Living things, anything that's moving or growing. Humor, sadness, anger, if you think of a color when you think of a word, you can draw it... I also like to see what the youngsters are up to. They are so great with taking risks and ignoring someone who tells them they "shouldn't draw like that." My sons are the most inspiring. Our younger son has high functioning autism, our older son is nearly a genius. They take care of each other and solve conflicts and are funny and they're just brothers. I look at the adversity that they rise above, who couldn't be inspired by that? 
Would you like to share your process?
My process is very similar to other creatives: I'll get outside or read or bake something (in other words, do something not related to art, sometimes if I try to hard for an idea, I hit a wall), and the images come. I'll brain map a bit and do some word association with drawings. I'll expand on some of those, and flesh out the roughs in Adobe Illustrator. Some things get finished and some don't. The ones that don't, get filed away and I'll bring them out again when I need to doodle or work out more images.
Are there links where more of your work can be seen?
I post my work on my website ( and on my Instagram and Twitter feeds, and also Dribbble. I use 'andibutler' as the handle for all of them. I also have a Facebook public page. All links branch off from my website : )
What types of markets do you create art for?
I've created for toy companies, publishers, social expressions, apparel companies and even software icons! If you focus on making work that you like, and getting yourself out there, there are applications for your work you may not even be familiar with, but the companies will find you.
Do you do other things regarding art like teaching?
I volunteer, teaching art once a month at my sons' elementary. I make visual presentations in iMovie, and collaborate with two other design moms, who put together the lessons. 

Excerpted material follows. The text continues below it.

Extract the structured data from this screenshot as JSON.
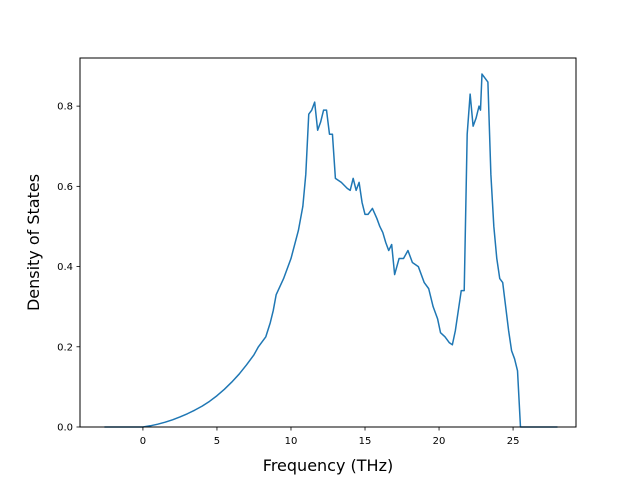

Do you peruse other interests?
I cook and I bake. I love baking. The delicious reason would be because baking means pies and cookies and cake. But I actually really love the process of learning why something does what it does. Baking is all about chemical reactions. I like making the mistakes and realizing why it happened. I also garden and teach our sons how to grow food. There's nothing like something you grow yourself, and anyone can do it. This is where I get to explore my science side without the boring bits...
Where can your art be seen?
Is it on products, books, etc.? I've collaborated on a lot of books for Klutz, which is owned by Scholastic. I've created a lot of prints used on apparel for Sears, Kmart, Land's End, sneakers for a dance apparel company, baby gear for Fisher Price (I did a lot of the character development for their Rainforest Baby Gear line, the frog in their logo was from me), even temporary tattoos from Gumtoo!
What do you love best about what you do? 
I really enjoy the diversity of the work that I do. Even if I'm only working on surface design at one point, those patterns could have many different applications: giftwrap, stationery, apparel. Even in apparel, a print I create could be used for an all-over pattern on a dress, with a motif pulled out for an embroidery, appliqué or a screen for a tee. A coordinating print can be made for a pant or short. An entire collection of garments that would hang together can be based on one print. I also enjoy the problem solving. All creative work is really searching for a solution, although the 'problem' isn't negative, it's a question in need of an answer. Some of my favorite ways to work are with a restrictive palette, which often happens with printwork. If you're only allowed 4 spot colors on a print, you have to find new ways to use those colors so the motifs still make sense to the consumer.


  1. Great interview! Always interested in learning about other artists, and the steps they took along the way to get them where they are today!

  2. Awesome interview, Andi! So great to get to know you better - love your work! Thanks Patti for another super interview!

  3. Informative interview...amazing how the little things in our childhood can be such a big influence!